I didn’t stop. I didn’t give her the quarter-second of lag time her brain usually needed to construct a defensive argument. I simply gripped her waist, my thumbs pressing into the soft yield of flesh beneath the crisp cotton of her scent-neutral shirt, and lifted.

She made a noise, low in her throat, vibrating against my tongue, and then she was sitting on the desk, eye level with me.

I broke the kiss, but I didn't pull back. I couldn't. The magnetic pull that had been disrupting my workflow for days had finally snapped, collapsing the distance between us to zero. I rested my forehead against hers, my glasses knocked askew, breathing in the air between us.

That was when I smelled it.

Underneath the peppermint, the graphite dust, and the sterile hum of the air conditioning, there was a heavy, lingeringbase note. Cedar. Wet asphalt. The distinct, earthy petrichor of Mateo.

It was faint, fading, scrubbed at, overlaid with her own scent, but to an Alpha standing inside her personal space, it was as loud as a gunshot.

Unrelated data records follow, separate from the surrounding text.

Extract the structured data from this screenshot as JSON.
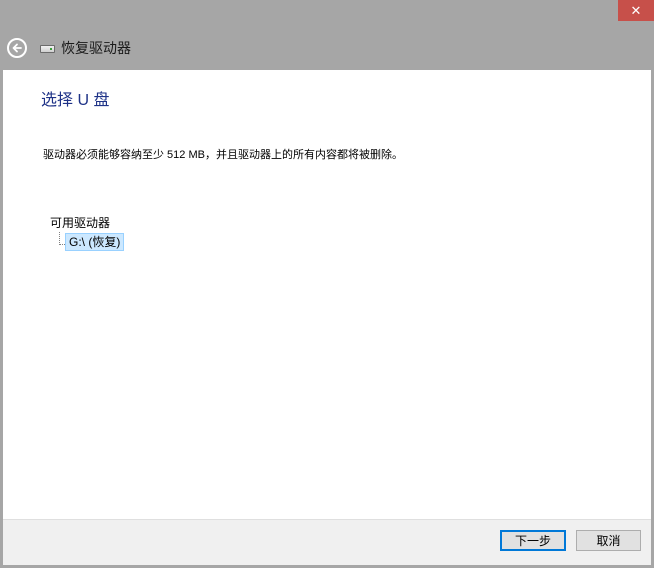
{
  "window": {
    "close_glyph": "✕",
    "back_icon": "back-arrow-icon",
    "drive_icon": "drive-icon",
    "title": "恢复驱动器"
  },
  "main": {
    "heading": "选择 U 盘",
    "description": "驱动器必须能够容纳至少 512 MB，并且驱动器上的所有内容都将被删除。",
    "tree": {
      "root_label": "可用驱动器",
      "items": [
        {
          "label": "G:\\ (恢复)",
          "selected": true
        }
      ]
    }
  },
  "footer": {
    "next_label": "下一步",
    "cancel_label": "取消"
  },
  "colors": {
    "close_button": "#c7504a",
    "heading": "#1e3287",
    "selection_bg": "#cce8ff",
    "selection_border": "#99d1ff",
    "default_button_border": "#0078d7"
  }
}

Jealousy is an inefficient emotion. It clouds judgment and introduces bias into the data set. I had told myself this all day, watching her across the conference table, watching the way she unconsciously leaned toward Mateo when the thunder rattled the windows. But smelling him on her skin, right now, while my hands were on her hips?

It burned.

It was a corrosive, illogical spike of possessiveness that made my vision sharpen and my grip tighten.

"You smell like him," I murmured, my voice dropping into a register I usually reserved for aggressive cross-examinations.

Rowan stiffened. Her hands, which had been clutching the lapels of my shirt, froze. Her hazel eyes flew open, wide and searching, the pupils blown so large they nearly swallowed the irises. She looked for a moment like she was calculating the blast radius of the admission.

"Stephen, I?—"

"Don't litigate it," I cut her off, sliding my hands up her ribcage, feeling the frantic, galloping rhythm of her heart. "I know. I knew the moment you walked into the kitchen this morning. You walked differently. Your center of gravity had shifted."

She blinked, a flush rising up her neck that had nothing to do with shame and everything to do with being read. "You... analyzed my gait?"

"I analyze everything, Rowan. It’s my job. It’s my nature." I kissed the corner of her mouth, a soft, predatory graze. "I noticed you weren't vibrating anymore. I noticed you looked atMateo not like a threat, but like a wall you could lean on. He grounded you."

"He stopped the noise," she whispered, a confession. "The panic... it was eating me. He just stopped it."

"I know."

And I did. I understood the utility of Mateo. He was gravity. He was the anchor that kept the ship from drifting into the storm. But I wasn't gravity. I was the architect who wanted to know how the ship was built.